Vismodegib is designed to selectively inhibit signaling in the Hedgehog pathway by targeting a protein called Smoothened. The Hedgehog signalling pathway plays an important role in regulating proper growth and development in the early stages of life and becomes less active in adults. However, mutations in the pathway that reactivate Hedgehog signalling are seen in several different types of cancer. Abnormal signalling in the Hedgehog pathway is implicated in the majority of BCC cases.
Genentech is also evaluating vismodegib in a phase II trial in people with operable forms of BCC, which opened for patient enrollment in October 2010. Additionally, vismodegib is being evaluated by third-party investigators in a number of other cancers and in people with BCC who have Gorlin syndrome, a condition that affects many areas of the body and increases the risk of developing BCC.
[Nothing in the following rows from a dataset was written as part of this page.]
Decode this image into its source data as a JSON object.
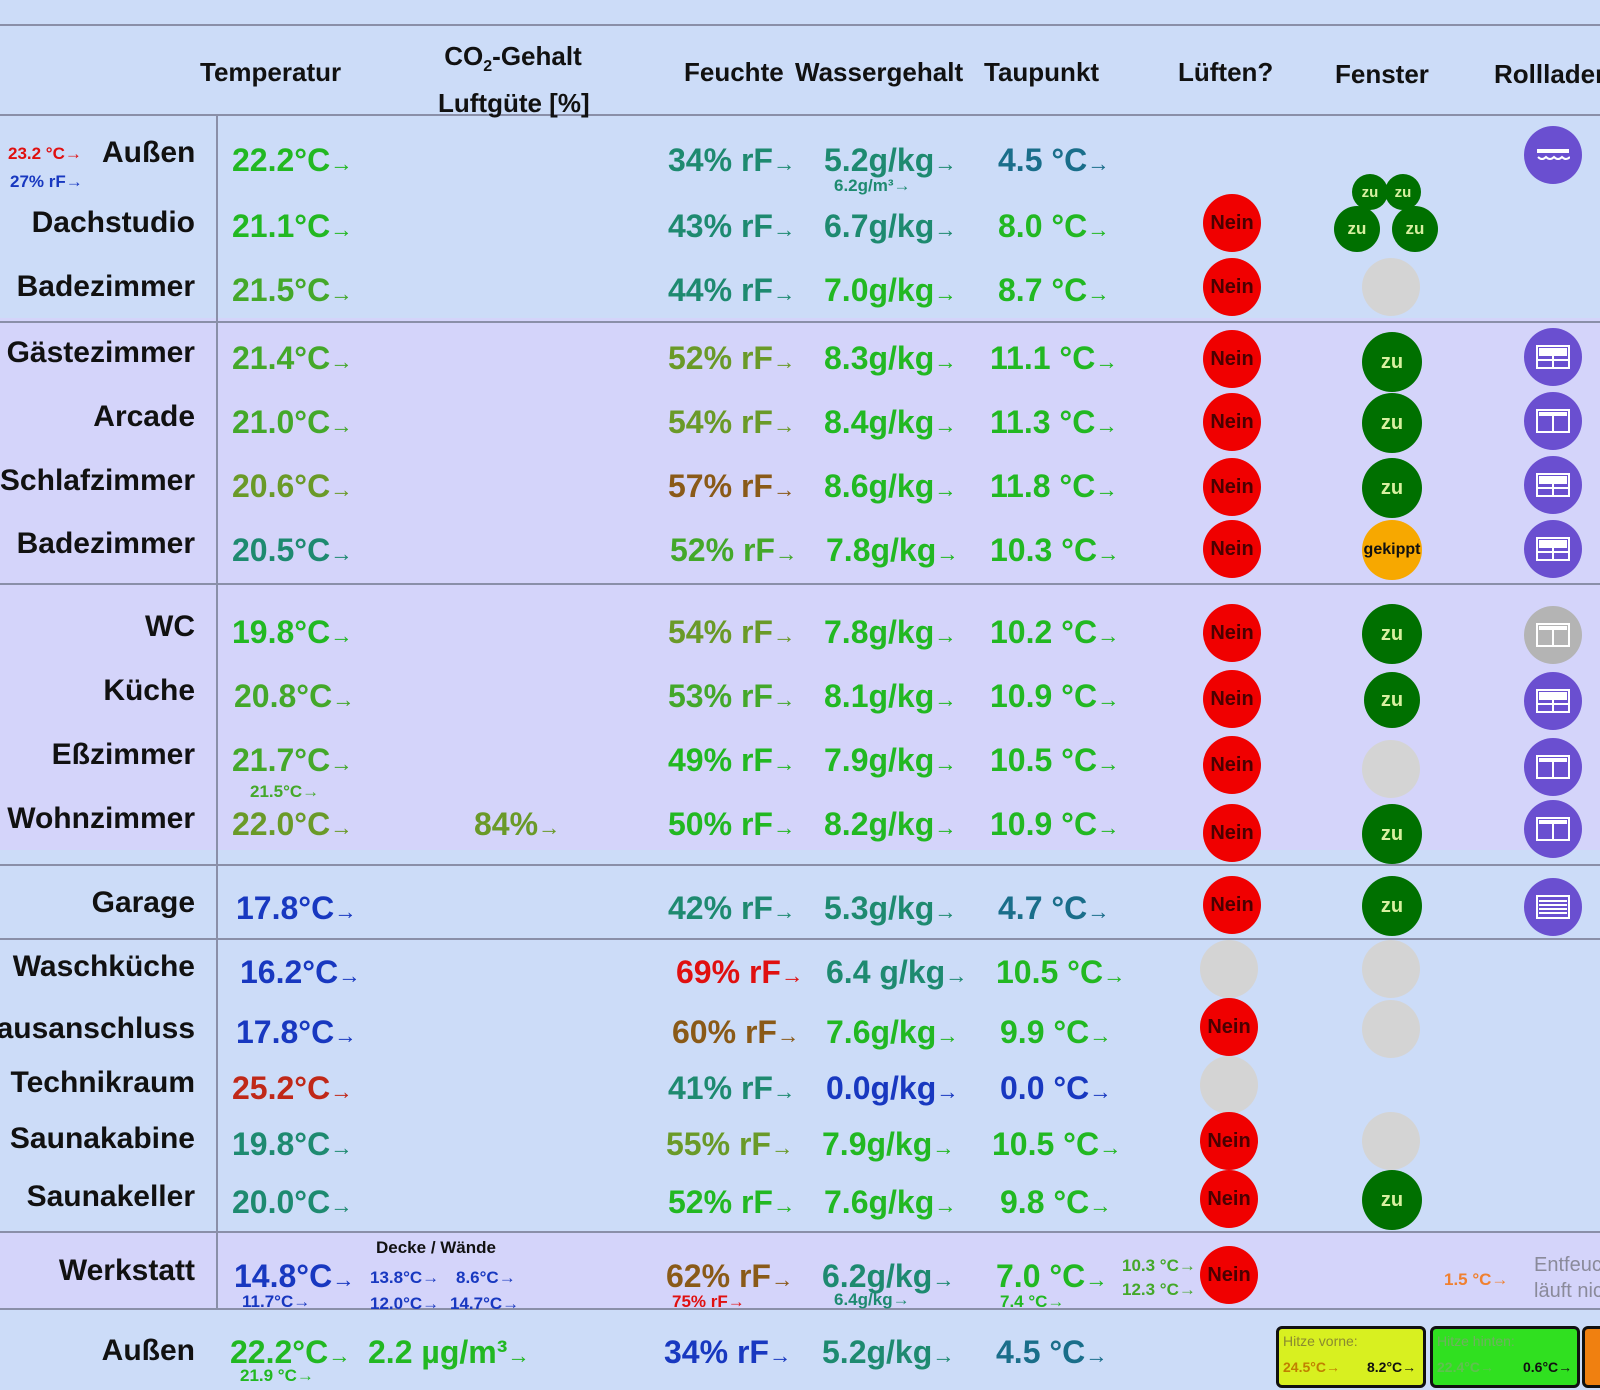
{
  "header": {
    "temp": "Temperatur",
    "co2_line1": "CO",
    "co2_sub": "2",
    "co2_rest": "-Gehalt",
    "co2_line2": "Luftgüte [%]",
    "humidity": "Feuchte",
    "water": "Wassergehalt",
    "dew": "Taupunkt",
    "vent": "Lüften?",
    "window": "Fenster",
    "shutter": "Rollladen"
  },
  "aussen_top": {
    "mini_temp": "23.2 °C→",
    "mini_hum": "27% rF→",
    "name": "Außen",
    "temp": "22.2°C",
    "hum": "34% rF",
    "water": "5.2g/kg",
    "water_sub": "6.2g/m³→",
    "dew": "4.5 °C"
  },
  "rows": {
    "dachstudio": {
      "name": "Dachstudio",
      "temp": "21.1°C",
      "hum": "43% rF",
      "water": "6.7g/kg",
      "dew": "8.0 °C",
      "vent": "Nein",
      "w1": "zu",
      "w2": "zu",
      "w3": "zu",
      "w4": "zu"
    },
    "bad1": {
      "name": "Badezimmer",
      "temp": "21.5°C",
      "hum": "44% rF",
      "water": "7.0g/kg",
      "dew": "8.7 °C",
      "vent": "Nein"
    },
    "gaeste": {
      "name": "Gästezimmer",
      "temp": "21.4°C",
      "hum": "52% rF",
      "water": "8.3g/kg",
      "dew": "11.1 °C",
      "vent": "Nein",
      "window": "zu"
    },
    "arcade": {
      "name": "Arcade",
      "temp": "21.0°C",
      "hum": "54% rF",
      "water": "8.4g/kg",
      "dew": "11.3 °C",
      "vent": "Nein",
      "window": "zu"
    },
    "schlaf": {
      "name": "Schlafzimmer",
      "temp": "20.6°C",
      "hum": "57% rF",
      "water": "8.6g/kg",
      "dew": "11.8 °C",
      "vent": "Nein",
      "window": "zu"
    },
    "bad2": {
      "name": "Badezimmer",
      "temp": "20.5°C",
      "hum": "52% rF",
      "water": "7.8g/kg",
      "dew": "10.3 °C",
      "vent": "Nein",
      "window": "gekippt"
    },
    "wc": {
      "name": "WC",
      "temp": "19.8°C",
      "hum": "54% rF",
      "water": "7.8g/kg",
      "dew": "10.2 °C",
      "vent": "Nein",
      "window": "zu"
    },
    "kueche": {
      "name": "Küche",
      "temp": "20.8°C",
      "hum": "53% rF",
      "water": "8.1g/kg",
      "dew": "10.9 °C",
      "vent": "Nein",
      "window": "zu"
    },
    "ess": {
      "name": "Eßzimmer",
      "temp": "21.7°C",
      "temp_sub": "21.5°C→",
      "hum": "49% rF",
      "water": "7.9g/kg",
      "dew": "10.5 °C",
      "vent": "Nein"
    },
    "wohn": {
      "name": "Wohnzimmer",
      "temp": "22.0°C",
      "co2": "84%",
      "hum": "50% rF",
      "water": "8.2g/kg",
      "dew": "10.9 °C",
      "vent": "Nein",
      "window": "zu"
    },
    "garage": {
      "name": "Garage",
      "temp": "17.8°C",
      "hum": "42% rF",
      "water": "5.3g/kg",
      "dew": "4.7 °C",
      "vent": "Nein",
      "window": "zu"
    },
    "wasch": {
      "name": "Waschküche",
      "temp": "16.2°C",
      "hum": "69% rF",
      "water": "6.4 g/kg",
      "dew": "10.5 °C"
    },
    "haus": {
      "name": "Hausanschluss",
      "temp": "17.8°C",
      "hum": "60% rF",
      "water": "7.6g/kg",
      "dew": "9.9 °C",
      "vent": "Nein"
    },
    "technik": {
      "name": "Technikraum",
      "temp": "25.2°C",
      "hum": "41% rF",
      "water": "0.0g/kg",
      "dew": "0.0 °C"
    },
    "saunakabine": {
      "name": "Saunakabine",
      "temp": "19.8°C",
      "hum": "55% rF",
      "water": "7.9g/kg",
      "dew": "10.5 °C",
      "vent": "Nein"
    },
    "saunakeller": {
      "name": "Saunakeller",
      "temp": "20.0°C",
      "hum": "52% rF",
      "water": "7.6g/kg",
      "dew": "9.8 °C",
      "vent": "Nein",
      "window": "zu"
    }
  },
  "werkstatt": {
    "name": "Werkstatt",
    "temp": "14.8°C",
    "temp_sub": "11.7°C→",
    "walls_label": "Decke / Wände",
    "d1": "13.8°C→",
    "d2": "8.6°C→",
    "d3": "12.0°C→",
    "d4": "14.7°C→",
    "hum": "62% rF",
    "hum_sub": "75% rF→",
    "water": "6.2g/kg",
    "water_sub": "6.4g/kg→",
    "dew": "7.0 °C",
    "dew_sub": "7.4 °C→",
    "side1": "10.3 °C→",
    "side2": "12.3 °C→",
    "vent": "Nein",
    "orange": "1.5 °C→",
    "entf1": "Entfeuchter",
    "entf2": "läuft nicht"
  },
  "aussen_bottom": {
    "name": "Außen",
    "temp": "22.2°C",
    "temp_sub": "21.9 °C→",
    "pm": "2.2 µg/m³",
    "hum": "34% rF",
    "water": "5.2g/kg",
    "dew": "4.5 °C",
    "hitze_vorne_label": "Hitze vorne:",
    "hitze_vorne_v1": "24.5°C→",
    "hitze_vorne_v2": "8.2°C→",
    "hitze_hinten_label": "Hitze hinten:",
    "hitze_hinten_v1": "22.4°C→",
    "hitze_hinten_v2": "0.6°C→"
  },
  "arrow": "→",
  "colors": {
    "background": "#ccdcf8",
    "band": "#d4d4fa",
    "red_circle": "#f00000",
    "green_circle": "#007000",
    "shutter": "#6a4fd0"
  }
}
Under the ongoing collaboration agreement between Genentech, a wholly owned member of the Roche Group, and Curis, vismodegib (GDC-0449, RG3616) was discovered by Genentech and was jointly validated by the parties through a series of preclinical studies. Pursuant to this collaboration, Genentech and Roche are responsible for clinical development, and Genentech (US), Roche (Ex-US excluding Japan) and Chugai Pharmaceuticals (Japan) are responsible for commercialization of vismodegib. Curis is eligible to receive cash payments upon the successful achievement of specified clinical development and regulatory approval milestones, as well as royalties assuming successful commercialization of vismodegib by Genentech and its sub-licensees, which include Roche and Chugai.